Morakinyo Akinosun

Abuja – Nyesom Wike, the minister of Nigeria’s Federal Capital Territory (FCT), has alleged that human rights activist Deji Adeyanju approached him, seeking his blessings to become the National Publicity Secretary of the Peoples Democratic Party PDP, saying he turned down the plea.

According to Wike, Adeyanju who ‘became jobless on account of the rejection’ has now become an emergency activist, using every opportunity to attack the FCT Administration under him.

Adeyanju, a lawyer, had recently attacked Wike for allegedly concentrating development on the city centre, an allegation that has been severally denied by the administration.

Last week, he led a protest against Wike over the demolition of Ruga, a settlement along Metro line corridor in Wuye District, according to local reports.

“I saw one young man, they call him Adeyanju. He is from Kogi State. This young boy came to me that he wants to be the National Publicity Secretary of the PDP and I said ‘No’..

“I said he won’t be, and he was not. I have no regrets about it. He has suddenly become a civil society activist. He has no job and that is why he decided to turn to a civil society activist,” Wike stated, while reacting on Wednesday evening during a live media chat in Abuja.

Shortly after the live media chat, Adeyanju posted on his Facebook page that he was too busy with clients that he would not be making any response until Friday. He however did not explicitly mention the minister’s name but rather used expletives.

The FCT minister had on Sunday vowed to go ahead with demolitions of shanties and illegal structures in the territory, saying government will not succumb to blackmail by few individuals who would rather that the status quo be maintained.

Wike, a former governor of the southern state of Rivers, had held an emergency security council meeting on Sunday evening, according to reports.

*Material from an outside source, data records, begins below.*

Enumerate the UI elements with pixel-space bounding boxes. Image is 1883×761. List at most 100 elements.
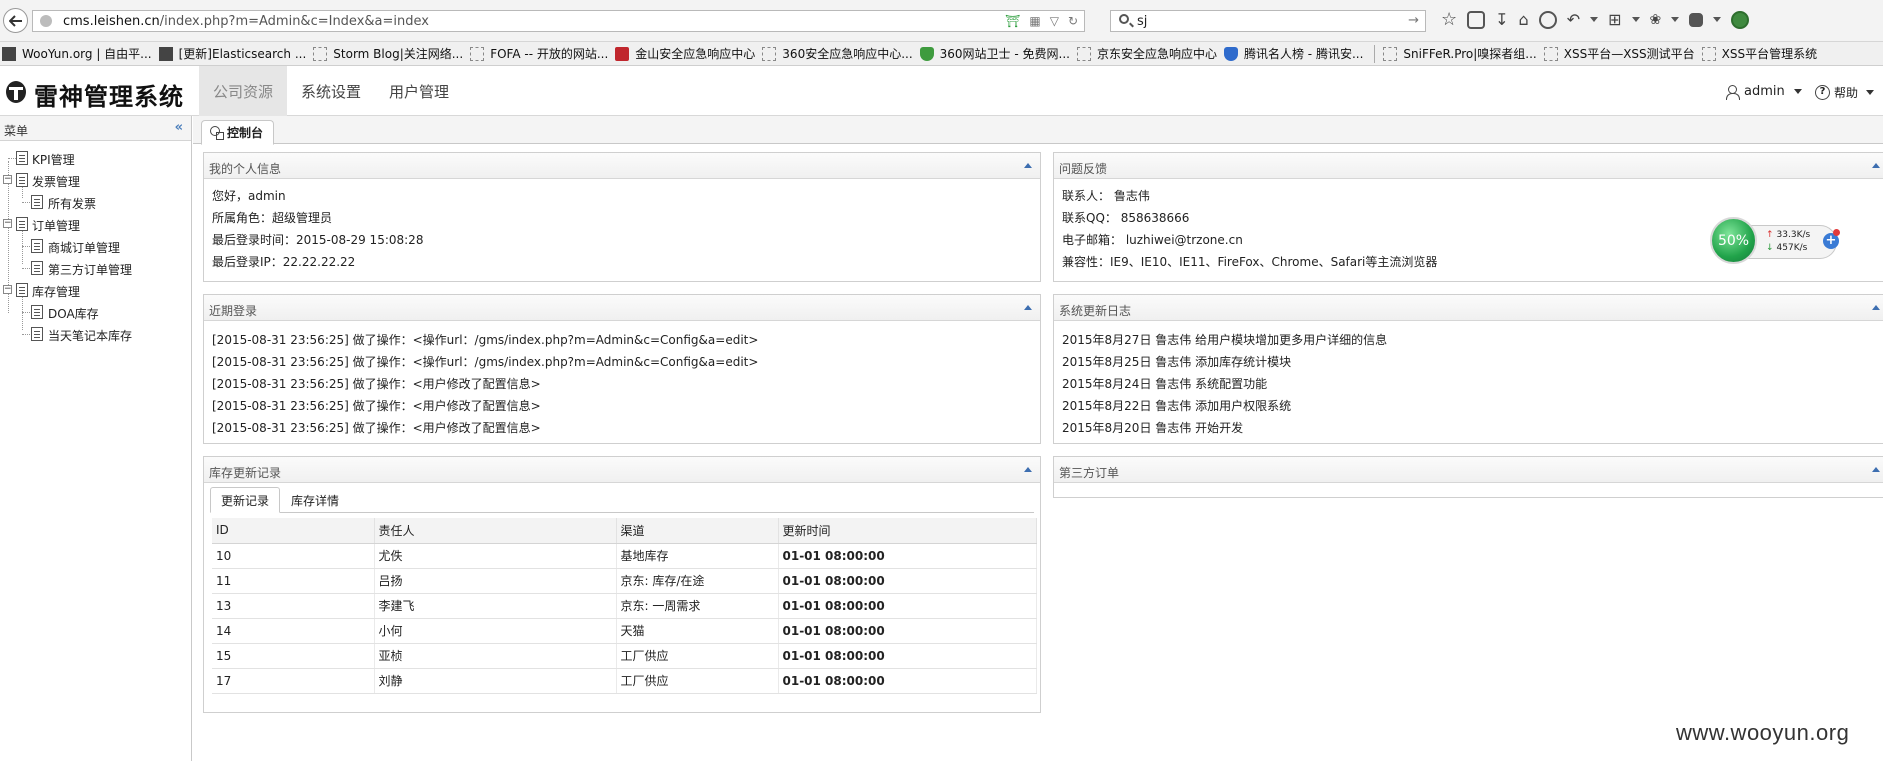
sidebar-item-notebook-inventory[interactable]: 当天笔记本库存 [0,323,191,345]
contact-text: 联系人： 鲁志伟 [1062,189,1150,203]
column-header-owner[interactable]: 责任人 [374,518,617,544]
back-button[interactable] [3,8,28,33]
panel-title: 近期登录 [209,304,258,318]
tab-inventory-details[interactable]: 库存详情 [280,487,350,513]
collapse-toggle-icon[interactable]: − [3,219,12,228]
bookmark-label: 金山安全应急响应中心 [635,47,756,61]
sidebar-item-all-invoices[interactable]: 所有发票 [0,191,191,213]
thunder-logo-icon [6,81,26,103]
sidebar-item-mall-orders[interactable]: 商城订单管理 [0,235,191,257]
collapse-sidebar-icon[interactable]: « [175,120,183,135]
back-arrow-icon [8,14,22,27]
dashboard-icon [210,126,224,140]
download-icon[interactable]: ↧ [1495,10,1508,29]
collapse-panel-icon[interactable] [1024,163,1032,168]
extensions-icon[interactable] [1689,12,1704,27]
home-icon[interactable]: ⌂ [1519,10,1529,29]
browser-toolbar-icons: ☆ ↧ ⌂ ↶ ⊞ ❀ [1441,10,1750,29]
nav-company-resources[interactable]: 公司资源 [199,66,288,116]
sidebar-item-label: KPI管理 [32,153,75,167]
chat-icon[interactable] [1538,10,1557,29]
sidebar-item-third-party-orders[interactable]: 第三方订单管理 [0,257,191,279]
bookmark-item[interactable]: 金山安全应急响应中心 [613,42,760,65]
search-go-icon[interactable]: → [1408,13,1419,28]
star-icon[interactable]: ☆ [1441,10,1457,29]
url-text[interactable]: cms.leishen.cn/index.php?m=Admin&c=Index… [63,14,429,29]
panel-header: 我的个人信息 [204,153,1040,179]
help-menu[interactable]: ? 帮助 [1815,84,1875,101]
column-header-id[interactable]: ID [212,518,375,544]
reader-mode-icon[interactable]: ▽ [1050,13,1059,29]
extensions-menu-caret-icon[interactable] [1713,17,1722,22]
page-icon [1076,46,1091,61]
sidebar-item-invoices[interactable]: − 发票管理 [0,169,191,191]
column-header-channel[interactable]: 渠道 [616,518,779,544]
sidebar-item-doa-inventory[interactable]: DOA库存 [0,301,191,323]
table-row[interactable]: 14 小何 天猫 01-01 08:00:00 [212,618,1037,644]
table-row[interactable]: 17 刘静 工厂供应 01-01 08:00:00 [212,668,1037,694]
secure-shield-icon[interactable]: ⛩ [1005,13,1020,29]
bookmark-item[interactable]: XSS平台管理系统 [1700,42,1822,65]
security-guard-icon[interactable] [1731,10,1750,29]
sidebar-item-kpi[interactable]: KPI管理 [0,147,191,169]
adblock-icon[interactable]: ❀ [1650,12,1662,28]
table-row[interactable]: 15 亚桢 工厂供应 01-01 08:00:00 [212,643,1037,669]
table-row[interactable]: 13 李建飞 京东: 一周需求 01-01 08:00:00 [212,593,1037,619]
qr-code-icon[interactable]: ▦ [1029,13,1040,29]
collapse-panel-icon[interactable] [1872,163,1880,168]
nav-system-settings[interactable]: 系统设置 [287,66,375,116]
reload-icon[interactable]: ↻ [1068,13,1078,29]
download-speed-value: 457K/s [1776,243,1808,253]
collapse-panel-icon[interactable] [1024,467,1032,472]
collapse-panel-icon[interactable] [1872,467,1880,472]
undo-icon[interactable]: ↶ [1567,10,1580,29]
bookmark-item[interactable]: 360网站卫士 - 免费网... [918,42,1075,65]
bookmark-item[interactable]: 360安全应急响应中心... [760,42,917,65]
collapse-toggle-icon[interactable]: − [3,285,12,294]
bookmark-separator [1374,44,1376,63]
undo-menu-caret-icon[interactable] [1590,17,1599,22]
crop-menu-caret-icon[interactable] [1631,17,1640,22]
bookmark-item[interactable]: 京东安全应急响应中心 [1075,42,1222,65]
url-actions: ⛩ ▦ ▽ ↻ [1005,13,1078,29]
cell-id: 14 [212,618,375,644]
search-input[interactable]: sj [1137,14,1147,29]
address-bar[interactable]: cms.leishen.cn/index.php?m=Admin&c=Index… [32,10,1085,32]
nav-user-management[interactable]: 用户管理 [375,66,463,116]
cell-updated: 01-01 08:00:00 [778,643,1037,669]
search-box[interactable]: sj → [1110,10,1426,32]
bookmark-item[interactable]: FOFA -- 开放的网站... [468,42,613,65]
bookmark-item[interactable]: WooYun.org | 自由平... [0,42,157,65]
bookmark-item[interactable]: [更新]Elasticsearch ... [157,42,312,65]
table-row[interactable]: 10 尤佚 基地库存 01-01 08:00:00 [212,543,1037,569]
memory-usage-ball[interactable]: 50% [1710,217,1757,264]
cell-channel: 京东: 一周需求 [616,593,779,619]
sidebar-item-inventory[interactable]: − 库存管理 [0,279,191,301]
bookmark-item[interactable]: 腾讯名人榜 - 腾讯安... [1222,42,1368,65]
collapse-panel-icon[interactable] [1024,305,1032,310]
cell-channel: 工厂供应 [616,643,779,669]
log-entry: [2015-08-31 23:56:25] 做了操作：<操作url：/gms/i… [212,333,759,347]
bookmark-item[interactable]: SniFFeR.Pro|嗅探者组... [1381,42,1541,65]
reading-list-icon[interactable] [1467,10,1486,29]
tab-strip: 控制台 [193,116,1883,145]
tab-dashboard[interactable]: 控制台 [201,120,275,145]
network-speed-widget[interactable]: 50% ↑ 33.3K/s ↓ 457K/s + [1710,217,1841,265]
adblock-menu-caret-icon[interactable] [1671,17,1680,22]
sidebar-item-orders[interactable]: − 订单管理 [0,213,191,235]
crop-icon[interactable]: ⊞ [1608,10,1621,29]
tab-update-records[interactable]: 更新记录 [210,487,281,513]
table-row[interactable]: 11 吕扬 京东: 库存/在途 01-01 08:00:00 [212,568,1037,594]
tree-connector [8,158,16,159]
bookmark-item[interactable]: XSS平台—XSS测试平台 [1542,42,1700,65]
changelog-entry: 2015年8月25日 鲁志伟 添加库存统计模块 [1062,355,1292,369]
column-header-updated[interactable]: 更新时间 [778,518,1037,544]
user-menu[interactable]: admin [1725,84,1802,100]
bookmark-label: 360网站卫士 - 免费网... [939,47,1070,61]
collapse-panel-icon[interactable] [1872,305,1880,310]
sidebar-item-label: 第三方订单管理 [48,263,133,277]
site-info-icon[interactable] [40,15,52,27]
collapse-toggle-icon[interactable]: − [3,175,12,184]
document-icon [31,305,43,319]
bookmark-item[interactable]: Storm Blog|关注网络... [311,42,468,65]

The FCT minister had in company of the security chiefs and journalists visited the Ruga community in Wuye District where town planning officials and security personnel had earlier gone on clearance operations.

There were reports that a handful of the squatters had protested alongside a lawyer, but spokesman of the community, Abba Garu conceded that they were illegal squatters and that previous administrations had carried out at least 22 demolitions of the area but the people always returned.

While he noted that the community was a mini-Nigeria as it had people from different tribes, Garu begged the administration for compassion.

In response, Wike asked him to nominate four other members of the community to meet with officials of the administration in order to come up with a humane solution.